How to choose between – to spank or not to spank
From ArticleWorld
To choose between – to spank or not to spank is a dilemma that most parents of young children face at one time or another. Many experts hold that spanking a child, if done correctly, is not harmful and in many cases is actually helpful. Parents control their children and stop them behaving in a manner that is ‘unacceptable’ through many ways and spanking is just one way out of many. Corrective spanking follows certain rules and there are ways to spank a child appropriately. Here’s how to do it if it has to be done at all.
[edit]
A few suggestions
- Spanking, experts hold, is a way to put an abrupt stop to a certain behavior of the child that is unacceptable. Spanking may be explained as one open handed slap to the bottom of a child that conveys ‘stop’ and ‘listen’. The purpose of spanking should not be to humiliate the child.

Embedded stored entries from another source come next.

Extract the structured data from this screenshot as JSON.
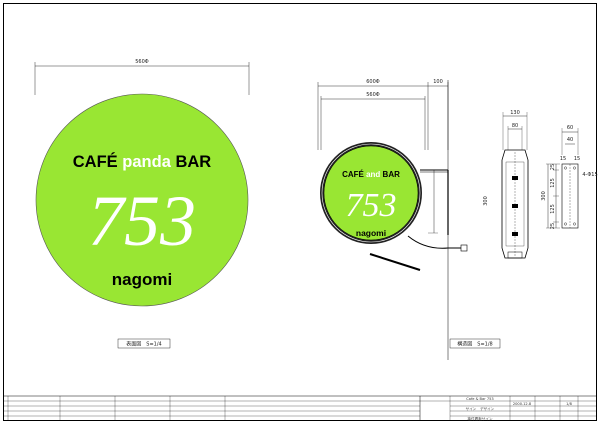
{
  "sign": {
    "line1_a": "CAFÉ ",
    "line1_b": "pand",
    "line1_c": "a",
    "line1_d": " BAR",
    "number": "753",
    "name": "nagomi",
    "small_line1_a": "CAFÉ ",
    "small_line1_b": "and",
    "small_line1_c": " BAR",
    "small_number": "753",
    "small_name": "nagomi"
  },
  "colors": {
    "sign_green": "#99e633",
    "accent_white": "#ffffff",
    "line": "#000000"
  },
  "dimensions": {
    "front_width": "560Φ",
    "side_outer": "600Φ",
    "side_arm": "100",
    "side_inner": "560Φ",
    "bracket_height": "300",
    "section_top": "130",
    "section_inner": "80",
    "plate_top": "60",
    "plate_inner": "40",
    "plate_hole": "4-Φ15",
    "plate_v1": "25",
    "plate_v2": "125",
    "plate_v3": "125",
    "plate_v4": "25",
    "plate_total": "300",
    "plate_seg_a": "15",
    "plate_seg_b": "15"
  },
  "captions": {
    "front": "表面図　S=1/4",
    "structure": "構造図　S=1/8"
  },
  "title_block": {
    "project": "Cafe & Bar 753",
    "sign": "サイン　デザイン",
    "drawing": "袖付看板サイン",
    "date": "2000.12.8",
    "scale": "1/8"
  }
}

- Spanking if followed immediately with a reprimand is more effective. This is truer if the child is a toddler of two or three years. At that age, just spanking might confuse the child, but if it followed by the order of – ‘go to your room and stay there till I call you’ – will reinforce the effect of the slapped bottom.
- Spanking should instantly follow the unacceptable behavior. A toddler with a short attention span will forget what the punishment is about if you rant and rave and show anger and then spank.
- Spanking is not the last resort. If frequent spanking does not stop a child’s bad behavior then spanking is not the answer. You need to look further into what prompts the child’s behavior and then deal with it.
[edit]
Do’s
- Spanking should not be meted out more than once a week to toddlers and not more than once a month to older children. Spanking has no effect on children older than 10 years of age.
[edit]
Don’ts
- Don’t ever spank the child in public, it humiliates the child and robs the spanking of its real message.
- Never spank a child in a rage or when you are angry. You should use spanking as a correctional tool for your child not as a catharsis for yourself.